12 thoughts on “Anti-Israel Bigotry on American University Campuses”

  1. It is merely repackaged anti-semitism, popular in the cultural bilges of the leftist fringe, leaking into the mainstream like bacteria from a ruptured appendix when times get tough. Many American Jews are willfully oblivious to what is going on, averting their gazes from the overt hostility and also from tolerance of that hostility by mainstream Democratic (mainly) political leaders.

  2. Quite so. This is nothing more than good old fashioned jew hatred. It is probably more prevalent among the English chattering classes than the North African arabs that I know here in the Midi.

  3. Today’s anti-Israel sentiment, and also outright anti-Semitism, are largely creatures of the Democratic Party and of the Left:

    25% of Democrats say the U.S. is “too supportive” of Israel, versus only 13% of Republicans giving that answer. Only 9% of Democrats say the U.S. is “not supportive enough” of that country, versus 46% of Republican who think the U.S. should be more supportive.

    A survey conducted by YouGov indicates that 37% of Democrats believe pro-Israel lobby groups have “too much influence”…about twice the percentage that gave this response among Republicans.

    In addition to the lack of support and outright hostility toward Israel that appear among the Democratic base, outright anti-Semitism appears to be all too common. 20% of Democrats and Independents view Jews as “caring only about themselves,” compared with 12% of Republicans giving this answer. Another survey, conducted in the wake of the Bernard Madoff debacle, indicates that 32% of Democrats blamed “the Jews” for the financial crisis, while only 18% of Republicans did so.

    https://chicagoboyz.net/archives/33324.html

  4. To a significant extent, anti-Israel sentiment is an extension and generalization of anti-American sentiment: there is a very high overlap between the haters of Israel and those who spell America with a “k.” There are enough similarities between Israel and America to trigger the oikophobic reflex.

  5. I have never understood this. I have in the past and continue to hear the most absurd crap regarding Jews and Israel from otherwise normal-seeming people. It makes no sense from any rational standpoint and is a complete and utter mystery to me. Whenever I hear it, I say exactly that.

  6. Jews have been the default scapegoat villains in western mythology for centuries. After religious bigotry, they became the most convenient ideological enemy as well.

    If you hated communism, it was a “jewish ideology”. If you hated capitalism, it was a creation of the “jewish bankers”. If you hated some other variation of western society, it was always and conveniently a “jewish thing”.

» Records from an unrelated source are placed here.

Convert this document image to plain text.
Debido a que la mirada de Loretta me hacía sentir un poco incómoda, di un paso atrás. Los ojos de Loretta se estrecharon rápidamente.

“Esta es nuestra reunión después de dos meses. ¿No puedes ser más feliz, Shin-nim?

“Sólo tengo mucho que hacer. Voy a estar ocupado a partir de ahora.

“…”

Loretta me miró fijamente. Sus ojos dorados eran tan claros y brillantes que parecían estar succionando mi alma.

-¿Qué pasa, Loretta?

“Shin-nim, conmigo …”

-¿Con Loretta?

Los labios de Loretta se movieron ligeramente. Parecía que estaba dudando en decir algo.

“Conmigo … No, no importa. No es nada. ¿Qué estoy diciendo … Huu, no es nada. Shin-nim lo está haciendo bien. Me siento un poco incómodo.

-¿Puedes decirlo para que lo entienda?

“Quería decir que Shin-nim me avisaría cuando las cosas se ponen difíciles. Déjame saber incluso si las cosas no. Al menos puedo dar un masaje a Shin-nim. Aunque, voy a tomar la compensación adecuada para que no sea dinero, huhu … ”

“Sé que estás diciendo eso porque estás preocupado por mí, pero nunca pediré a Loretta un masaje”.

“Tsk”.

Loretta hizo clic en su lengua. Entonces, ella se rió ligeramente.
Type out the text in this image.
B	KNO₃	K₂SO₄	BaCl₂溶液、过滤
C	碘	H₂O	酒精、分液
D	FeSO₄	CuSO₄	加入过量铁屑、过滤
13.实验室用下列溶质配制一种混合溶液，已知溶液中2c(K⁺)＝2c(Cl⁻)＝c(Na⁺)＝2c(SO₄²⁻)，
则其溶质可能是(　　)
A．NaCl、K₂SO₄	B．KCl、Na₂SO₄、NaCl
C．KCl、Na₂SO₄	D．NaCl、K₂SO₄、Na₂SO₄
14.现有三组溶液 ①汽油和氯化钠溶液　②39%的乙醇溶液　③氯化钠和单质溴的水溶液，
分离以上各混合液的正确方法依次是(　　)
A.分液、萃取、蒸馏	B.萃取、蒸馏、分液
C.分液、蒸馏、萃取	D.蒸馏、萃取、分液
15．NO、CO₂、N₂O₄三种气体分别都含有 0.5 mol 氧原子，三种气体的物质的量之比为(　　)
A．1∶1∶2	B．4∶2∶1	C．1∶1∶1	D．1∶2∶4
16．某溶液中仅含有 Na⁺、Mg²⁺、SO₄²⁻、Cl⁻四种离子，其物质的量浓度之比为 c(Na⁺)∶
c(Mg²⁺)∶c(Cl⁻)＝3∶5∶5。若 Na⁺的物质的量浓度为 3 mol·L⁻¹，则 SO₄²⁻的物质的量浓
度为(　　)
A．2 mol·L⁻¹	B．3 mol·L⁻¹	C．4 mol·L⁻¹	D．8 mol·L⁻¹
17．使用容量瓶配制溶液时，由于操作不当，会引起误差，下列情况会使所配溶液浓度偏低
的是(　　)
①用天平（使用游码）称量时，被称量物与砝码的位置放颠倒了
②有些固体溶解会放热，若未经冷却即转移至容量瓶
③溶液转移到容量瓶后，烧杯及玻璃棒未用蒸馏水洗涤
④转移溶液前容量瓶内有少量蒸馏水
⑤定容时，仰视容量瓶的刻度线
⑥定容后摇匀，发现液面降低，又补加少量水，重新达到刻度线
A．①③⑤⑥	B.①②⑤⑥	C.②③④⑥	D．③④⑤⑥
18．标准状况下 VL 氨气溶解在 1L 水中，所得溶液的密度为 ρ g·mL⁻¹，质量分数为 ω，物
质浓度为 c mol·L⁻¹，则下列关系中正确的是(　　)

    How else to explain the endless series of UN resolutions? The bizarre condemnations by every authoritarian thug from every corner of the globe, even those who barely know where Israel is, much less what Judaism has to do with some drought in Africa or a genocide in Asia.

    Collectivists love conspiracy theories, and hidden manipulators behind everything that happens, and despicable villains who poison wells, both literally and figuratively, that they can do battle against.

    In the current era, of course, the establishment of Israel in the Middle East, and the generally steadfast support for that nation by the US, has been a lightening rod for an endless list of libels and calumnies by all those influenced by the plentiful anti-American ideologies of the right and left, as well as the poisonous religious animosity of its neighbors.

    I’m never surprised by the irrational hatreds of the collectivist mentality, only how seemingly rational people put up with them as if they’re somehow legitimate ideas that have to be considered seriously.

  7. Before and now I remain dumbfounded by American Jews’ overwhelming support for the Left despite its anti-Israel prejudices.

    I don’t see it changing.

  8. SPKorn: I think it will change as high birth rates among religious Jews, and high intermarriage rates among nonreligious Jews, lead to a much more religious US Jewish population than the current one.